3月1日のスーパーチューズデーの夜、フロリダ州マイアミでの集会で支持者を前にしたヒラリー・クリントンの演説は、その3日前に私がサウスカロライナ州コロンビアで聴いた演説に磨きをかけた内容だった。コロンビアでの集会は、サウスカロライナ大学のバレーボール施設が会場だった。床はブルーシートで覆われていた。傷がつかないようにしたのだろうが、床に大きく描かれた「ゲームコックス」というチーム名とマスコットの赤い軍鶏──脚に闘鶏用の刃物も着けている──を隠す意図もあったかもしれない。
民主党の大統領候補指名争いにおいて、すでにクリントンは新たな自信を壇上でにじませていた。対抗するバーモント州選出の上院議員バーニー・サンダースは、大衆のための経済政策論が共感を呼び予想外の強さを示していた。これに対し、「天性」の演説家ではないことを自認するクリントンは、序盤の失敗をふまえてメッセージと語り口に磨きをかけた。オバマ大領領の支持基盤の1つである若者については、サンダースが支持を固めていた。これに対しクリントンはオバマ大統領のもう一つの支持基盤、アフリカ系アメリカ人の支持をそれ以上に強く固め、サンダースの代議員獲得の見通しを険しくするまでに至っていた。
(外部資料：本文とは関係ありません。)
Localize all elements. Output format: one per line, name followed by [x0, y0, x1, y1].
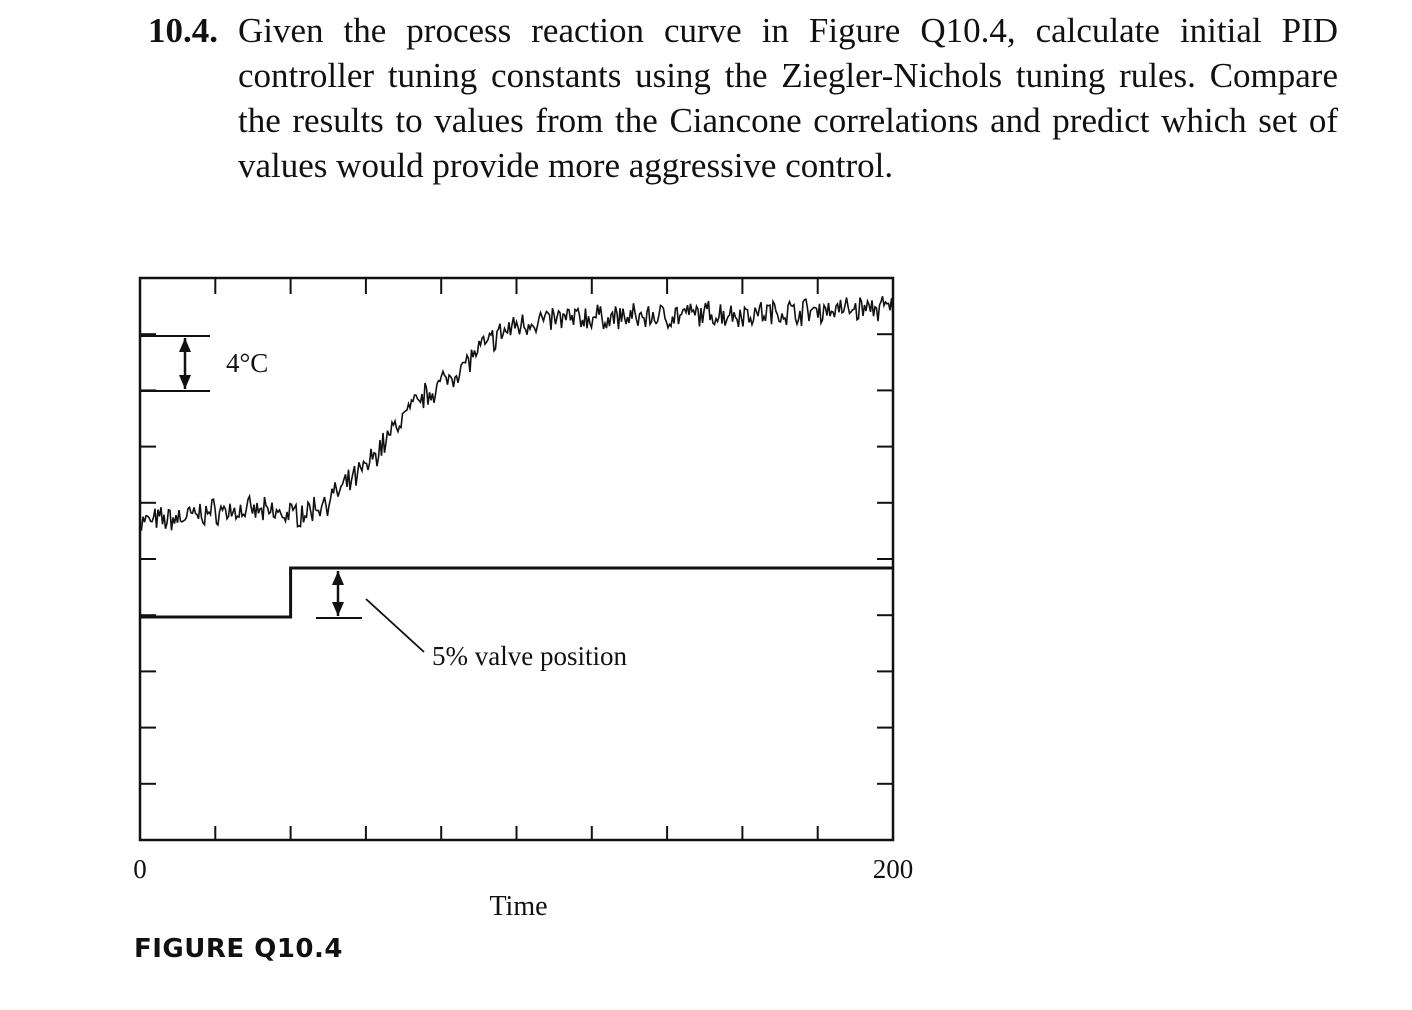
question-text: Given the process reaction curve in Figu…	[238, 11, 1338, 185]
valve-label-leader-line	[365, 598, 425, 653]
temp-scale-label: 4°C	[226, 348, 268, 378]
temperature-series-line	[139, 296, 894, 532]
valve-position-series-line	[140, 566, 893, 619]
valve-scale-arrowhead-down	[332, 602, 344, 616]
valve-scale-label: 5% valve position	[432, 641, 627, 671]
question-number: 10.4.	[148, 11, 218, 50]
temp-scale-arrowhead-down	[179, 375, 191, 389]
figure-caption: FIGURE Q10.4	[134, 934, 343, 964]
question-block: 10.4. Given the process reaction curve i…	[148, 8, 1338, 188]
valve-scale-arrowhead-up	[332, 571, 344, 585]
x-axis-label: Time	[489, 891, 547, 922]
temp-scale-arrowhead-up	[179, 338, 191, 352]
x-tick-label-200: 200	[873, 854, 914, 884]
x-tick-label-0: 0	[133, 854, 147, 884]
クリントンはサウスカロライナ州での勝利に続き、スーパーチューズデーの南部各州──テネシー、アーカンソー、テキサス、アラバマ、ジョージア、バージニア──であっけなく勝利を収め、サンダースを大きく引き離した。サンダースが巻き返すには、形勢を一転させるだけの数の代議員を積み重ねていくことが必要となった(その翌週、サンダースはミシガン州で予想外の勝利を収めたが、獲得代議員数では大きな差をつけられたままだった)。